BUDAPEST, Hungary — On the outskirts of Budapest, sculptures of heroic workers, waving comrades and triumphant revolutionaries, preside over an empty field.
A giant pair of bronze boots recalls a towering statue of Josef Stalin, toppled during a rebellion against Soviet occupation.
While the U.S. debates the fate of its controversial statues and memorials, Hungary offers a possible solution: It preserves its past in a plaza filled with Communist-era monuments.
Memento Park acknowledges history without glorifying it. Part-museum, part-outdoor sculpture garden, it attracts busloads of tourists every day during the busy summer season.
When the park opened in 1993, its architect acknowledged the project’s difficult mission: “These statues are both reminders of an anti-Democratic society, and at the same time pieces of our history,” Akos Eleod wrote.
“They are symbols of authority, and at the same time works of art.”
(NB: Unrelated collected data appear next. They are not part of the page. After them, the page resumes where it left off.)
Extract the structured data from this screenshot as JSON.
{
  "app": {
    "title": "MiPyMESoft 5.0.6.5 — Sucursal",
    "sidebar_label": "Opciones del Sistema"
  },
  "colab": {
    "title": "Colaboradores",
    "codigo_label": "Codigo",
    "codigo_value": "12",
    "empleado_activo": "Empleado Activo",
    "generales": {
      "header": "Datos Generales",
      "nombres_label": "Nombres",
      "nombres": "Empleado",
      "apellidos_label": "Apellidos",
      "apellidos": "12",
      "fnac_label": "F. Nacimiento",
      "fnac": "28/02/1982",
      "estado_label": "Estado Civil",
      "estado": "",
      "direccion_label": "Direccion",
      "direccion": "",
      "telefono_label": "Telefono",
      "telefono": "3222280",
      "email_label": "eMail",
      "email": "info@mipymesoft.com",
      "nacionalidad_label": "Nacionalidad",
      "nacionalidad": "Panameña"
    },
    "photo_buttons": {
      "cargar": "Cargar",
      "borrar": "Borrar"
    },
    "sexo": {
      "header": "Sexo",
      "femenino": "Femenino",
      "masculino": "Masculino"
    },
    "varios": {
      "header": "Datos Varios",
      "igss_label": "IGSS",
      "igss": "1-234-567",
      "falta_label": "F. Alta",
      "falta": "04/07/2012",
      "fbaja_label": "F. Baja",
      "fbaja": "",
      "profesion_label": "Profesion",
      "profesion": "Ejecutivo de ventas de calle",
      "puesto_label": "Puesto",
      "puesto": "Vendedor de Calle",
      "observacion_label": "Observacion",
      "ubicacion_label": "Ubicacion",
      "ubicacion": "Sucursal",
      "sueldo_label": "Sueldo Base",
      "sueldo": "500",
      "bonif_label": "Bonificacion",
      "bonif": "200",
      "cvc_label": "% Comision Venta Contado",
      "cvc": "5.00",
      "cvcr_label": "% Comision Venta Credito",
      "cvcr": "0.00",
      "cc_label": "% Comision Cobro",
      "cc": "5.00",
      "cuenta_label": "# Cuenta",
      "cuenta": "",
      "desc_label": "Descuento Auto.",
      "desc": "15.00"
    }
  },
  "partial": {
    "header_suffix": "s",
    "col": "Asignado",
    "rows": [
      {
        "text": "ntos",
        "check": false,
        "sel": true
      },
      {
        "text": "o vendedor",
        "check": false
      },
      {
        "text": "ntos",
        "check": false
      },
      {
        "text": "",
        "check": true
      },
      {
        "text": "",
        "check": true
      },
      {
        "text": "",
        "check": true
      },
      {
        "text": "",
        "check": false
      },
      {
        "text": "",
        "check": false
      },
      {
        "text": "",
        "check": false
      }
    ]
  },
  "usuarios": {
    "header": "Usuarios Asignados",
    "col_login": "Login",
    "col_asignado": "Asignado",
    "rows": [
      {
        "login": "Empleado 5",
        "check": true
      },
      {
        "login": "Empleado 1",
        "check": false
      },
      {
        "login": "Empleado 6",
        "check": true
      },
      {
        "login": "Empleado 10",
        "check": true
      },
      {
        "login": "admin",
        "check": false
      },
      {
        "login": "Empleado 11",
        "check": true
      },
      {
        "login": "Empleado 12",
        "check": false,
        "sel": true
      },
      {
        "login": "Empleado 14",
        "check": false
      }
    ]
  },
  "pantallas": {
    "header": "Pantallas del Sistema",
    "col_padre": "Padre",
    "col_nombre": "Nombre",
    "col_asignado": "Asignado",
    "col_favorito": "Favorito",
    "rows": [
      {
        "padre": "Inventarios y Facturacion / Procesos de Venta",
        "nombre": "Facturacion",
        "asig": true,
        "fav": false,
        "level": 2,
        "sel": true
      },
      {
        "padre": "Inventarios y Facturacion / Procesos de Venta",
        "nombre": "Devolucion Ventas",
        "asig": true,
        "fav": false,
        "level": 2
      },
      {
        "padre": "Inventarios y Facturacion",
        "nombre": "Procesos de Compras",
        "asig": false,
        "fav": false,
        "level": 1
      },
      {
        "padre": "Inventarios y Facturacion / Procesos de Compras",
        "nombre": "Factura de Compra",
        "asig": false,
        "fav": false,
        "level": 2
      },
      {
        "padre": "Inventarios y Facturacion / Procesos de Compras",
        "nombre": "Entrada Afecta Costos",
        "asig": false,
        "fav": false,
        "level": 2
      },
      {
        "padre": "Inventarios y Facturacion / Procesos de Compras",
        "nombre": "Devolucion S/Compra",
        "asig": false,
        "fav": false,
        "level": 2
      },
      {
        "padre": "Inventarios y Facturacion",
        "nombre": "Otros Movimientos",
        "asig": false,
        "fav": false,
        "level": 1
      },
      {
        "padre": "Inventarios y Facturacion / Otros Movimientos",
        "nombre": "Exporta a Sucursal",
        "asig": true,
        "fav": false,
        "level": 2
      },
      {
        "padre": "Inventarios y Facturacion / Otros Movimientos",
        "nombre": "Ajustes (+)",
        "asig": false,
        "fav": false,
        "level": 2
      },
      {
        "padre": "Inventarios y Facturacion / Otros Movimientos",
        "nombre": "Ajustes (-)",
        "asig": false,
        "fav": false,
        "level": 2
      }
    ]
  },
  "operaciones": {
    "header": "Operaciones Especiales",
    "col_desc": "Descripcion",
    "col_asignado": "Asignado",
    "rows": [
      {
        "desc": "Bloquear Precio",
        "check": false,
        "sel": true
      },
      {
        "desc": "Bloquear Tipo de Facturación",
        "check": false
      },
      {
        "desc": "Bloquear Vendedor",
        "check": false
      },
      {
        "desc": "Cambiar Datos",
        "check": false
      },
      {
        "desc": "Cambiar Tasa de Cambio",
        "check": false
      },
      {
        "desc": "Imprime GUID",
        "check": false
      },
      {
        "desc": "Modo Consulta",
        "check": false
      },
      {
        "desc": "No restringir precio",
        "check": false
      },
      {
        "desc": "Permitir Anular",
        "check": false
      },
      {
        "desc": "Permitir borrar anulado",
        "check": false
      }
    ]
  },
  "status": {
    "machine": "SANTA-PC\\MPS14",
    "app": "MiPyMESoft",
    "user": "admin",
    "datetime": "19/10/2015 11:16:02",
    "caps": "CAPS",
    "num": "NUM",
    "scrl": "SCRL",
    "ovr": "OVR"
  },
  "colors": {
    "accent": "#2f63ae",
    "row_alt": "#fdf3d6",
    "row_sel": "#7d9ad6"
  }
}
The analogy to the United States isn’t perfect. Hungarians generally weren’t willing partners with the four-decade Communist dictatorship that followed World War II. The country was one of the first to rebel against the Soviets, launching a revolution in 1956 that was brutally repressed.
The park takes visitors to the heart of the Soviet era, with soaring statues that functioned as three-dimensional propaganda.
Among the 42 pieces is a rare cubist sculpture of Karl Marx and Friedrich Engels, authors of the “Communist Manifesto.” There’s also a monument to Soviet friendship, showing a grand Russian soldier reaching out to a humbled Hungarian worker.
The park’s museum building runs a black-and-white film compiled from secret agent training videos, which is both amusing and horrifying.
Indeed, there is an element of retro kitsch to the entire park. Its Red Star Gift Shop sells Soviet medals, propaganda posters and a “Best of Communism” CD of revolutionary marching music.
But humor, the park suggests, can tame tyranny.
The site’s most striking statue, “To Arms,” shows a Communist revolutionary rushing into battle, a billowing flag in hand. During occupation, Hungarians ridiculed the statue and gave the work another name: “The Cloakroom Attendant.”
The soldier, they whispered to one another, could just as easily be a restaurant employee chasing after a patron who had forgotten his scarf.